Mosquito Lake parent Aimee Jacobson reported that research by Friends of Mosquito Lake School and Community Center found there are three students who would attend the school next year and seven “maybes,” as well as seven students interested in attending a preschool there, if it were available.

Dana Hallett, a spokesman for the Friends, said his group would have a full demographic report to the district by Feb. 1. He said recruiting students has been made more difficult by the school’s closure last year.

“Parents are concerned because there is a history – perceptions are reality or not – there’s a history that the school district kind of fell down last year and didn’t support the community out there. Parents are understandably a little bit leery. That’s the perception,” Hallett said.

Acting board president Sarah Swinton said she took offense to the statement that the board “didn’t do a very good job” last year regarding the school.

“I think – as a board – we did a very thorough job. We had plenty of meetings. We had lots of input. We waited to the last moment. We tried everything,” Swinton said.

Manager David Sosa said he wants to be able to sell the building this year if the building is not used for a school. Maintaining the empty school costs the borough about $30,000 a year.

Advocates for the school this week also picked up another ally for keeping the facility, former Mayor Stephanie Scott, who last summer supported selling the building.

“I have given the situation a lot of thought and have come to believe that the number of people living in the upper valley justifies a public facility to accommodate their gatherings” regardless of having 10 students for a school, Scott said.
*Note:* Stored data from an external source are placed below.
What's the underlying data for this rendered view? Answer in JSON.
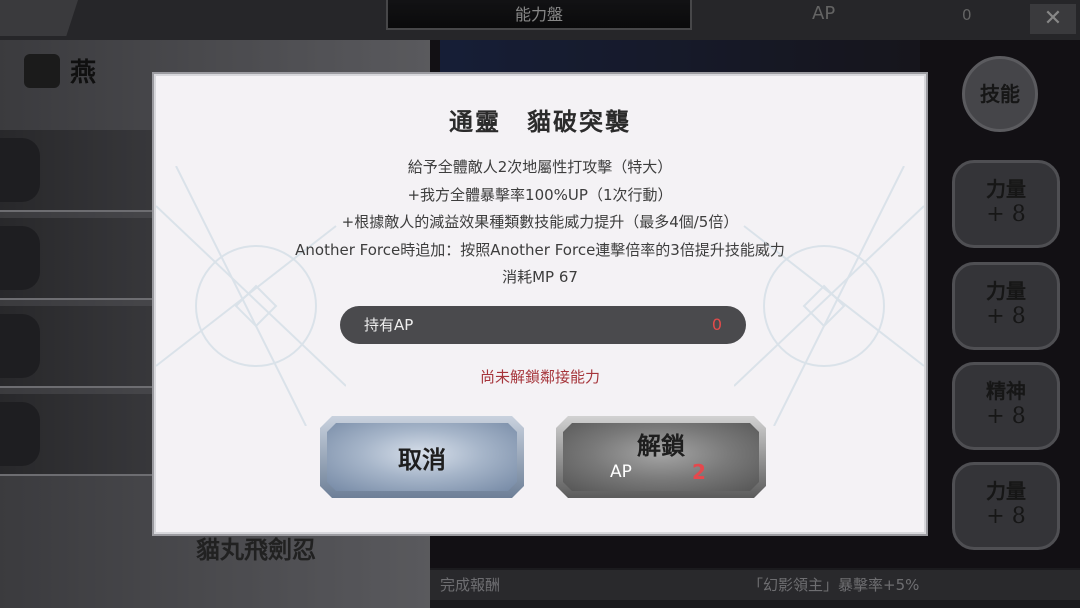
{
  "background": {
    "title_tab": "能力盤",
    "ap_label": "AP",
    "ap_value": "0",
    "character_name": "燕",
    "skill_name": "貓丸飛劍忍",
    "stats": [
      {
        "name": "力量",
        "value": "+ 8"
      },
      {
        "name": "力量",
        "value": "+ 8"
      },
      {
        "name": "精神",
        "value": "+ 8"
      },
      {
        "name": "力量",
        "value": "+ 8"
      }
    ],
    "badge": "技能",
    "footer_label": "完成報酬",
    "footer_value": "「幻影領主」暴擊率+5%"
  },
  "dialog": {
    "title": "通靈　貓破突襲",
    "description": [
      "給予全體敵人2次地屬性打攻擊（特大）",
      "+我方全體暴擊率100%UP（1次行動）",
      "+根據敵人的減益效果種類數技能威力提升（最多4個/5倍）",
      "Another Force時追加：按照Another Force連擊倍率的3倍提升技能威力",
      "消耗MP 67"
    ],
    "held_ap_label": "持有AP",
    "held_ap_value": "0",
    "warning": "尚未解鎖鄰接能力",
    "cancel_label": "取消",
    "unlock_label": "解鎖",
    "unlock_cost_label": "AP",
    "unlock_cost_value": "2"
  },
  "colors": {
    "warning": "#a6353b",
    "ap_value": "#e24b4b",
    "cost_value": "#e5484d"
  }
}
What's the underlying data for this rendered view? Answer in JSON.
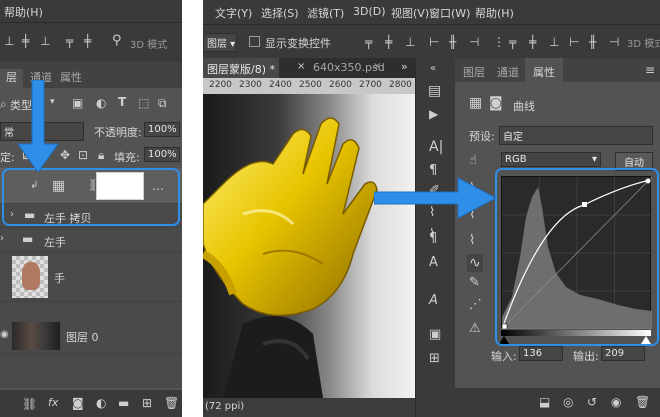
{
  "left": {
    "menu": {
      "help": "帮助(H)"
    },
    "tabs": {
      "layers": "层",
      "channels": "通道",
      "properties": "属性"
    },
    "filter_label": "类型",
    "blend_mode": "常",
    "opacity_label": "不透明度:",
    "opacity_value": "100%",
    "lock_label": "定:",
    "fill_label": "填充:",
    "fill_value": "100%",
    "layers": [
      {
        "name": "左手 拷贝"
      },
      {
        "name": "左手"
      },
      {
        "name": "手"
      },
      {
        "name": "图层 0"
      }
    ]
  },
  "right": {
    "menu": [
      "文字(Y)",
      "选择(S)",
      "滤镜(T)",
      "3D(D)",
      "视图(V)",
      "窗口(W)",
      "帮助(H)"
    ],
    "options": {
      "layer_dropdown": "图层",
      "show_transform": "显示变换控件",
      "mode_3d": "3D 模式"
    },
    "doc_tabs": [
      "图层蒙版/8) *",
      "640x350.psd"
    ],
    "ruler": [
      "2200",
      "2300",
      "2400",
      "2500",
      "2600",
      "2700",
      "2800"
    ],
    "status": "(72 ppi)",
    "panel_tabs": {
      "layers": "图层",
      "channels": "通道",
      "properties": "属性"
    },
    "curves": {
      "title": "曲线",
      "preset_label": "预设:",
      "preset_value": "自定",
      "channel": "RGB",
      "auto_label": "自动",
      "input_label": "输入:",
      "input_value": "136",
      "output_label": "输出:",
      "output_value": "209"
    }
  },
  "colors": {
    "highlight": "#2f8fe8",
    "panel": "#535353",
    "dark": "#3a3a3a",
    "gold": "#e8c400"
  }
}
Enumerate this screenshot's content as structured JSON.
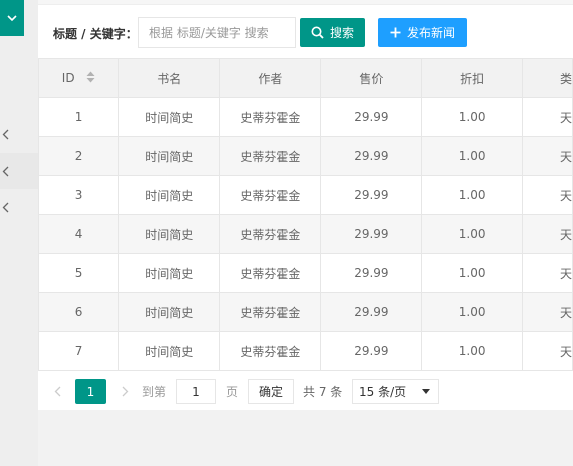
{
  "sidebar": {
    "top_icon": "chevron-down-icon",
    "chevrons": [
      "chevron-left-icon",
      "chevron-left-icon",
      "chevron-left-icon"
    ]
  },
  "search": {
    "label": "标题 / 关键字：",
    "placeholder": "根据 标题/关键字 搜索",
    "search_button": "搜索",
    "publish_button": "发布新闻"
  },
  "table": {
    "columns": [
      "ID",
      "书名",
      "作者",
      "售价",
      "折扣",
      "类"
    ],
    "rows": [
      [
        "1",
        "时间简史",
        "史蒂芬霍金",
        "29.99",
        "1.00",
        "天"
      ],
      [
        "2",
        "时间简史",
        "史蒂芬霍金",
        "29.99",
        "1.00",
        "天"
      ],
      [
        "3",
        "时间简史",
        "史蒂芬霍金",
        "29.99",
        "1.00",
        "天"
      ],
      [
        "4",
        "时间简史",
        "史蒂芬霍金",
        "29.99",
        "1.00",
        "天"
      ],
      [
        "5",
        "时间简史",
        "史蒂芬霍金",
        "29.99",
        "1.00",
        "天"
      ],
      [
        "6",
        "时间简史",
        "史蒂芬霍金",
        "29.99",
        "1.00",
        "天"
      ],
      [
        "7",
        "时间简史",
        "史蒂芬霍金",
        "29.99",
        "1.00",
        "天"
      ]
    ]
  },
  "pager": {
    "current": "1",
    "goto_label": "到第",
    "page_input": "1",
    "page_label": "页",
    "confirm": "确定",
    "total": "共 7 条",
    "per_page": "15 条/页"
  },
  "colors": {
    "primary": "#009688",
    "blue": "#1e9fff"
  }
}
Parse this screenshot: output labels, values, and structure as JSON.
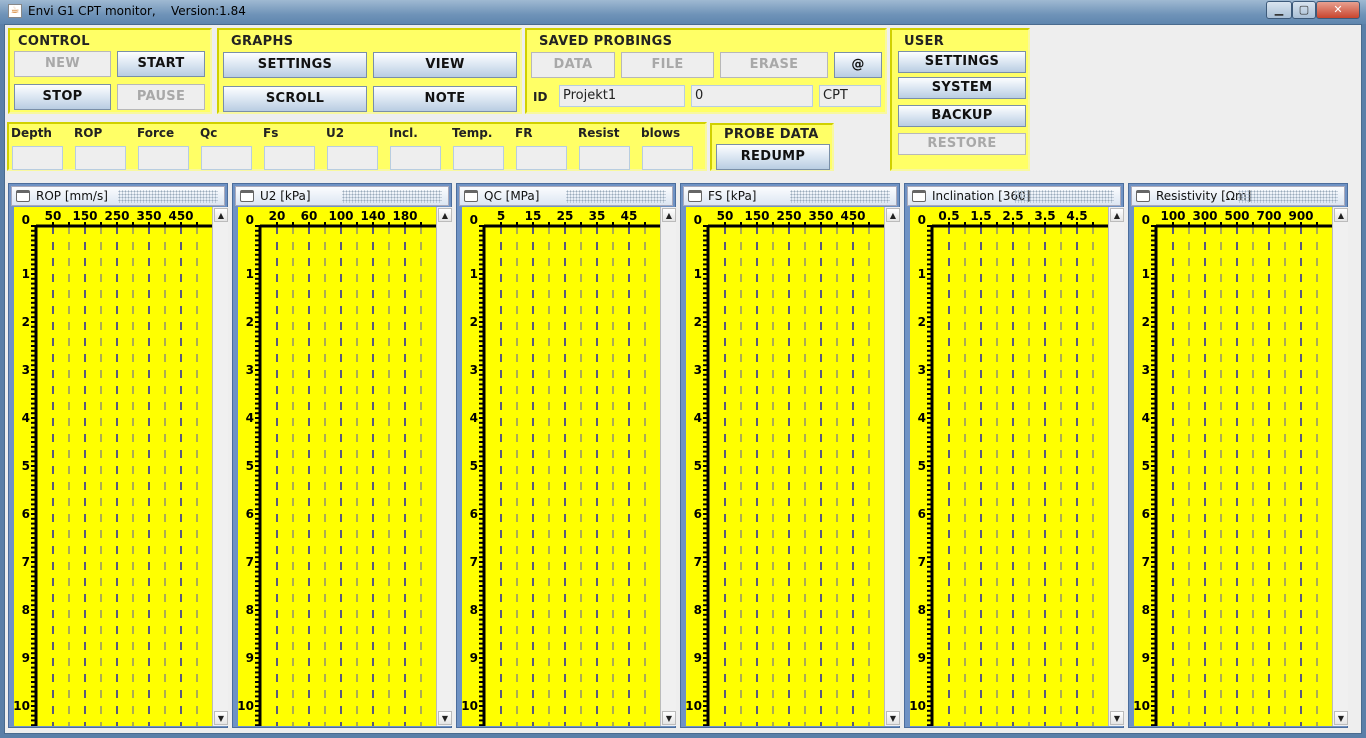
{
  "window": {
    "title": "Envi G1 CPT monitor,    Version:1.84",
    "icon": "java-icon",
    "controls": [
      "minimize",
      "maximize",
      "close"
    ]
  },
  "control": {
    "title": "CONTROL",
    "new": "NEW",
    "start": "START",
    "stop": "STOP",
    "pause": "PAUSE"
  },
  "graphs": {
    "title": "GRAPHS",
    "settings": "SETTINGS",
    "view": "VIEW",
    "scroll": "SCROLL",
    "note": "NOTE"
  },
  "saved": {
    "title": "SAVED PROBINGS",
    "data": "DATA",
    "file": "FILE",
    "erase": "ERASE",
    "at": "@",
    "id_label": "ID",
    "id_value": "Projekt1",
    "number_value": "0",
    "type_value": "CPT"
  },
  "user": {
    "title": "USER",
    "settings": "SETTINGS",
    "system": "SYSTEM",
    "backup": "BACKUP",
    "restore": "RESTORE"
  },
  "readouts": [
    {
      "label": "Depth",
      "value": ""
    },
    {
      "label": "ROP",
      "value": ""
    },
    {
      "label": "Force",
      "value": ""
    },
    {
      "label": "Qc",
      "value": ""
    },
    {
      "label": "Fs",
      "value": ""
    },
    {
      "label": "U2",
      "value": ""
    },
    {
      "label": "Incl.",
      "value": ""
    },
    {
      "label": "Temp.",
      "value": ""
    },
    {
      "label": "FR",
      "value": ""
    },
    {
      "label": "Resist",
      "value": ""
    },
    {
      "label": "blows",
      "value": ""
    }
  ],
  "probe": {
    "title": "PROBE DATA",
    "redump": "REDUMP"
  },
  "colors": {
    "panel_bg": "#ffff66",
    "plot_bg": "#ffff00",
    "major_grid": "#0000c0",
    "minor_grid": "#808080"
  },
  "chart_data": [
    {
      "type": "line",
      "title": "ROP [mm/s]",
      "xticks": [
        "50",
        "150",
        "250",
        "350",
        "450"
      ],
      "yticks": [
        "0",
        "1",
        "2",
        "3",
        "4",
        "5",
        "6",
        "7",
        "8",
        "9",
        "10"
      ],
      "series": []
    },
    {
      "type": "line",
      "title": "U2 [kPa]",
      "xticks": [
        "20",
        "60",
        "100",
        "140",
        "180"
      ],
      "yticks": [
        "0",
        "1",
        "2",
        "3",
        "4",
        "5",
        "6",
        "7",
        "8",
        "9",
        "10"
      ],
      "series": []
    },
    {
      "type": "line",
      "title": "QC [MPa]",
      "xticks": [
        "5",
        "15",
        "25",
        "35",
        "45"
      ],
      "yticks": [
        "0",
        "1",
        "2",
        "3",
        "4",
        "5",
        "6",
        "7",
        "8",
        "9",
        "10"
      ],
      "series": []
    },
    {
      "type": "line",
      "title": "FS [kPa]",
      "xticks": [
        "50",
        "150",
        "250",
        "350",
        "450"
      ],
      "yticks": [
        "0",
        "1",
        "2",
        "3",
        "4",
        "5",
        "6",
        "7",
        "8",
        "9",
        "10"
      ],
      "series": []
    },
    {
      "type": "line",
      "title": "Inclination [360]",
      "xticks": [
        "0.5",
        "1.5",
        "2.5",
        "3.5",
        "4.5"
      ],
      "yticks": [
        "0",
        "1",
        "2",
        "3",
        "4",
        "5",
        "6",
        "7",
        "8",
        "9",
        "10"
      ],
      "series": []
    },
    {
      "type": "line",
      "title": "Resistivity [Ωm]",
      "xticks": [
        "100",
        "300",
        "500",
        "700",
        "900"
      ],
      "yticks": [
        "0",
        "1",
        "2",
        "3",
        "4",
        "5",
        "6",
        "7",
        "8",
        "9",
        "10"
      ],
      "series": []
    }
  ]
}
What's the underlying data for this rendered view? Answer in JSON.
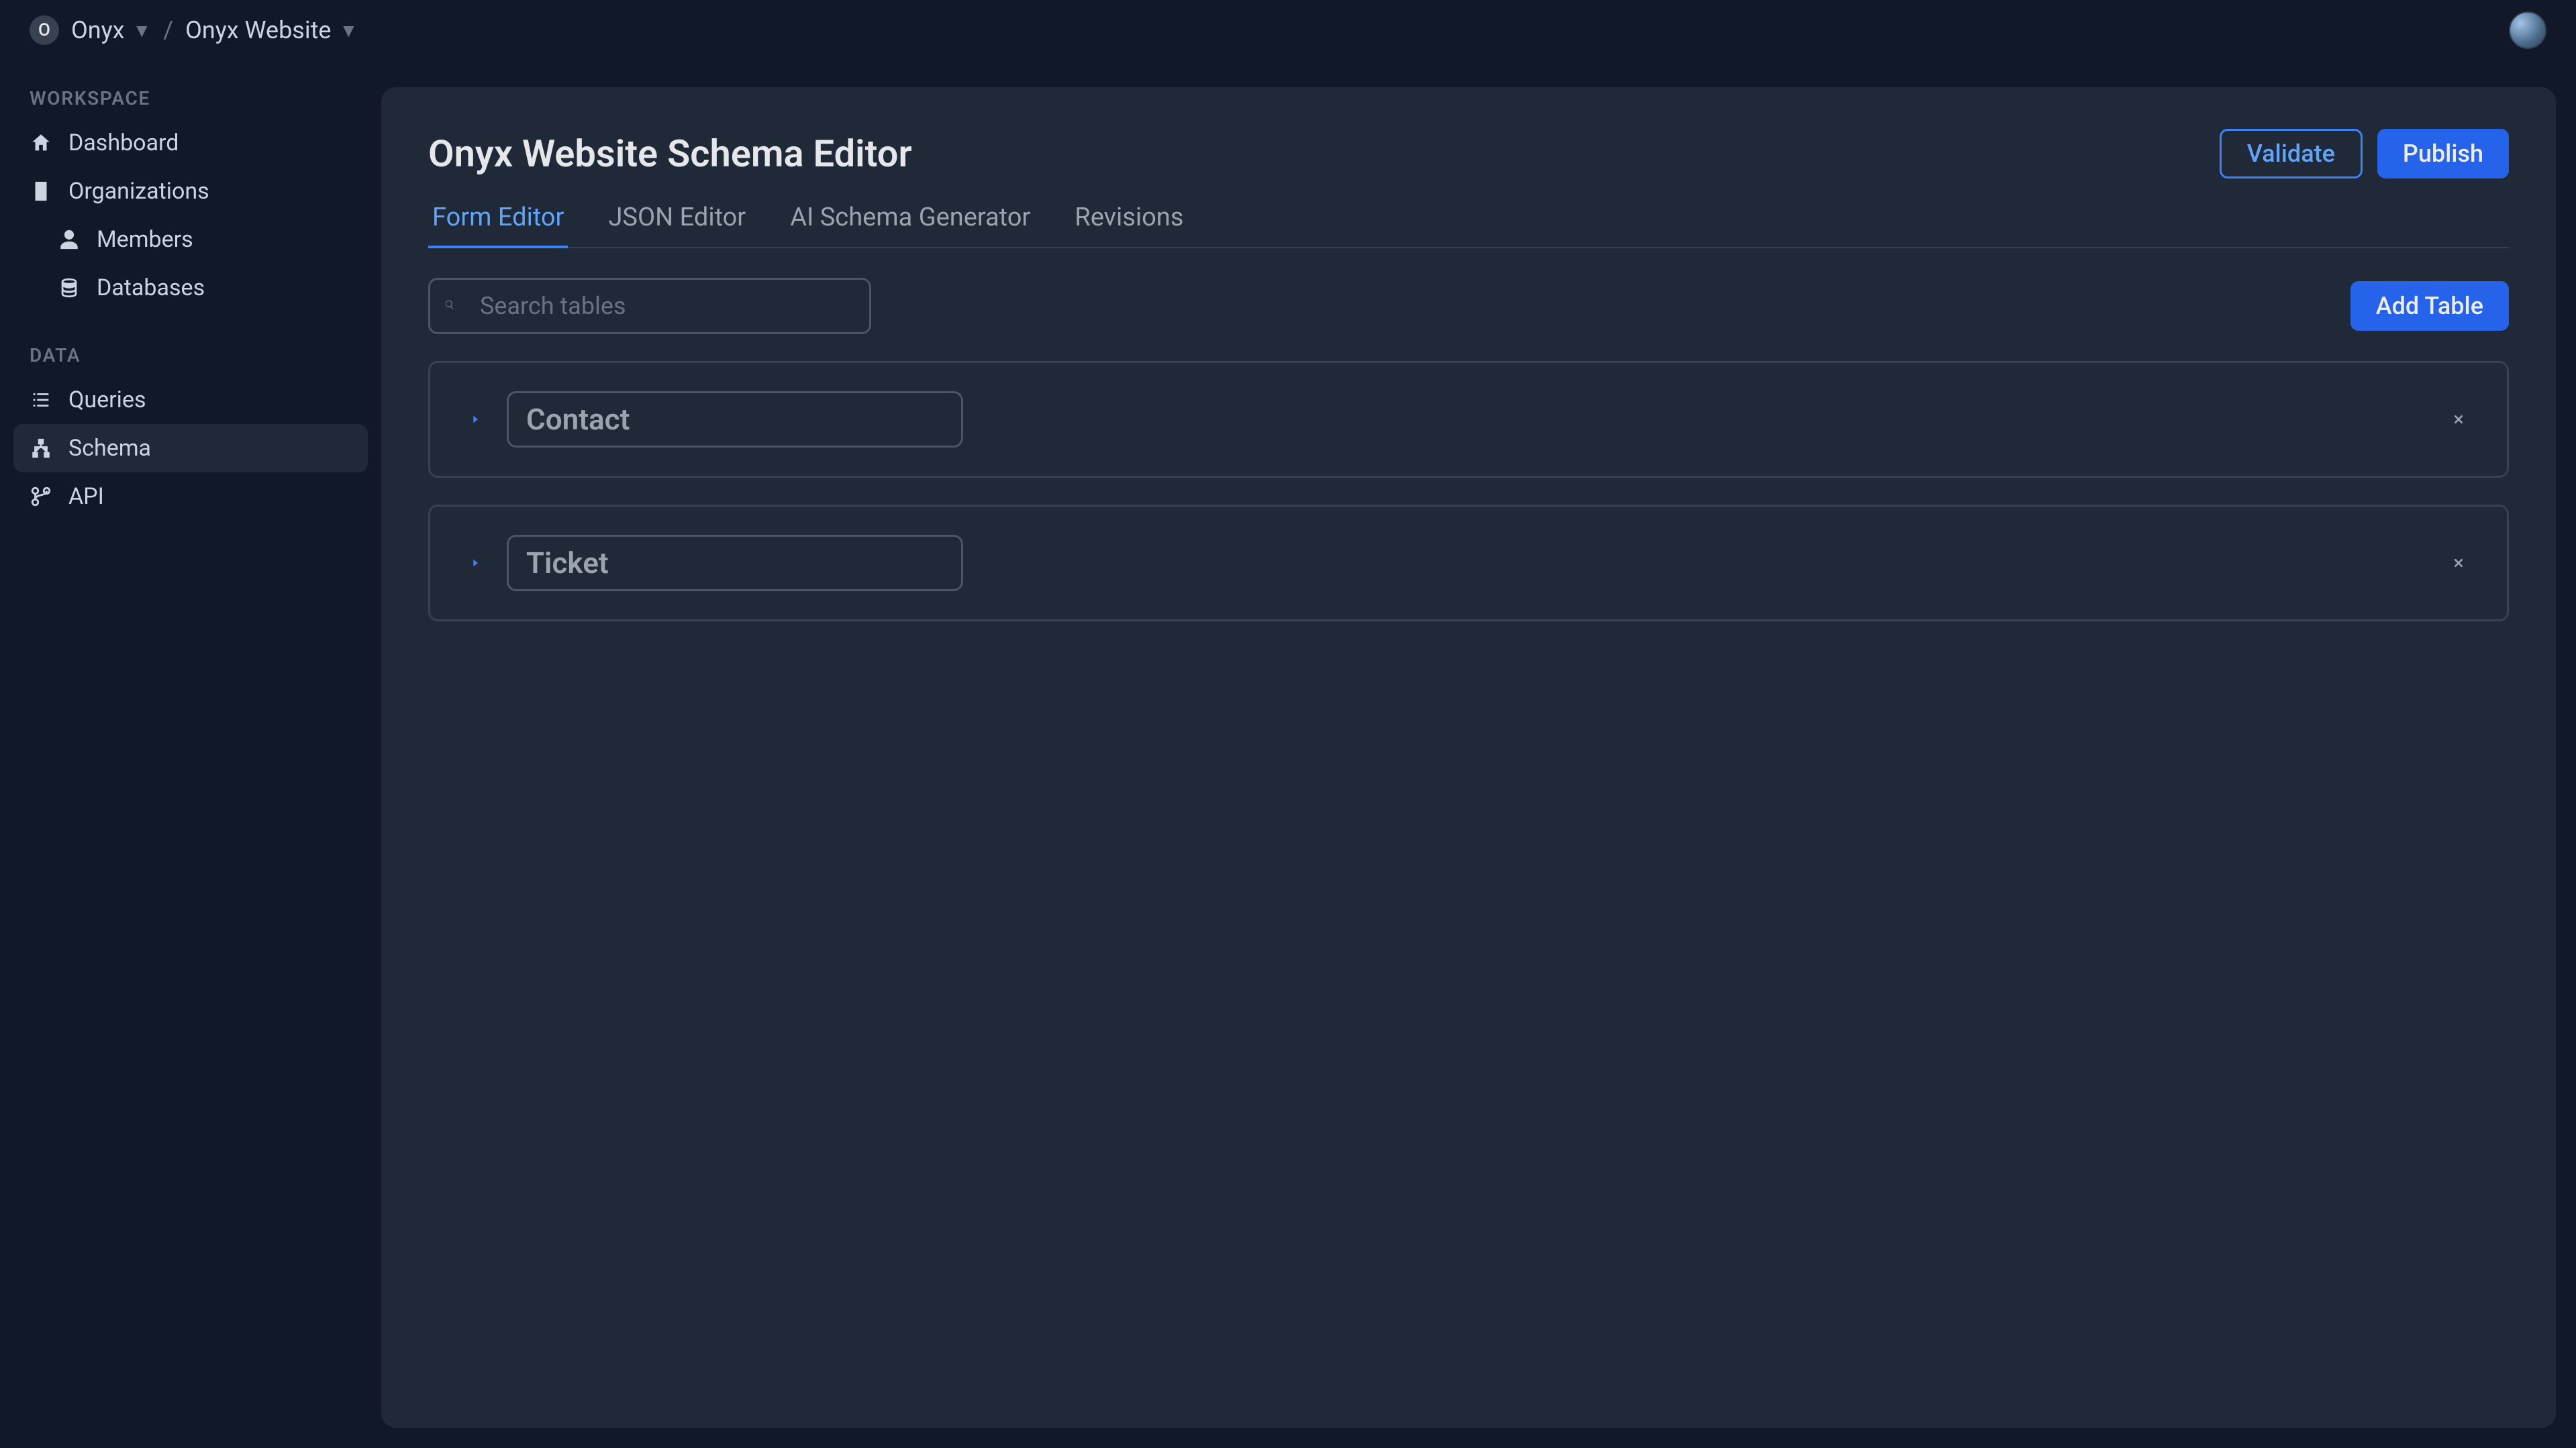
{
  "breadcrumb": {
    "org_initial": "O",
    "org_name": "Onyx",
    "project_name": "Onyx Website"
  },
  "sidebar": {
    "sections": [
      {
        "label": "WORKSPACE",
        "items": [
          {
            "label": "Dashboard",
            "icon": "home-icon",
            "indent": false,
            "active": false
          },
          {
            "label": "Organizations",
            "icon": "building-icon",
            "indent": false,
            "active": false
          },
          {
            "label": "Members",
            "icon": "user-icon",
            "indent": true,
            "active": false
          },
          {
            "label": "Databases",
            "icon": "database-icon",
            "indent": true,
            "active": false
          }
        ]
      },
      {
        "label": "DATA",
        "items": [
          {
            "label": "Queries",
            "icon": "list-icon",
            "indent": false,
            "active": false
          },
          {
            "label": "Schema",
            "icon": "sitemap-icon",
            "indent": false,
            "active": true
          },
          {
            "label": "API",
            "icon": "branch-icon",
            "indent": false,
            "active": false
          }
        ]
      }
    ]
  },
  "page": {
    "title": "Onyx Website Schema Editor",
    "validate_label": "Validate",
    "publish_label": "Publish"
  },
  "tabs": [
    {
      "label": "Form Editor",
      "active": true
    },
    {
      "label": "JSON Editor",
      "active": false
    },
    {
      "label": "AI Schema Generator",
      "active": false
    },
    {
      "label": "Revisions",
      "active": false
    }
  ],
  "toolbar": {
    "search_placeholder": "Search tables",
    "add_table_label": "Add Table"
  },
  "tables": [
    {
      "name": "Contact"
    },
    {
      "name": "Ticket"
    }
  ]
}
Maintaining the building as a videoconference site for borough assembly meetings or a satellite public library would be a “valid, public expenditure,” Scott said. “The borough has other subcommunities, but they’re not so distant from town.”

Scott said she thought highway parents who pulled their students out of the school last year when a new teacher was hired have learned a valuable lesson.

She compared sale of the school to demolition of the former elementary school gymnasium, that wellness advocates wanted as a town recreation center. Demolition was a mistake, Scott said.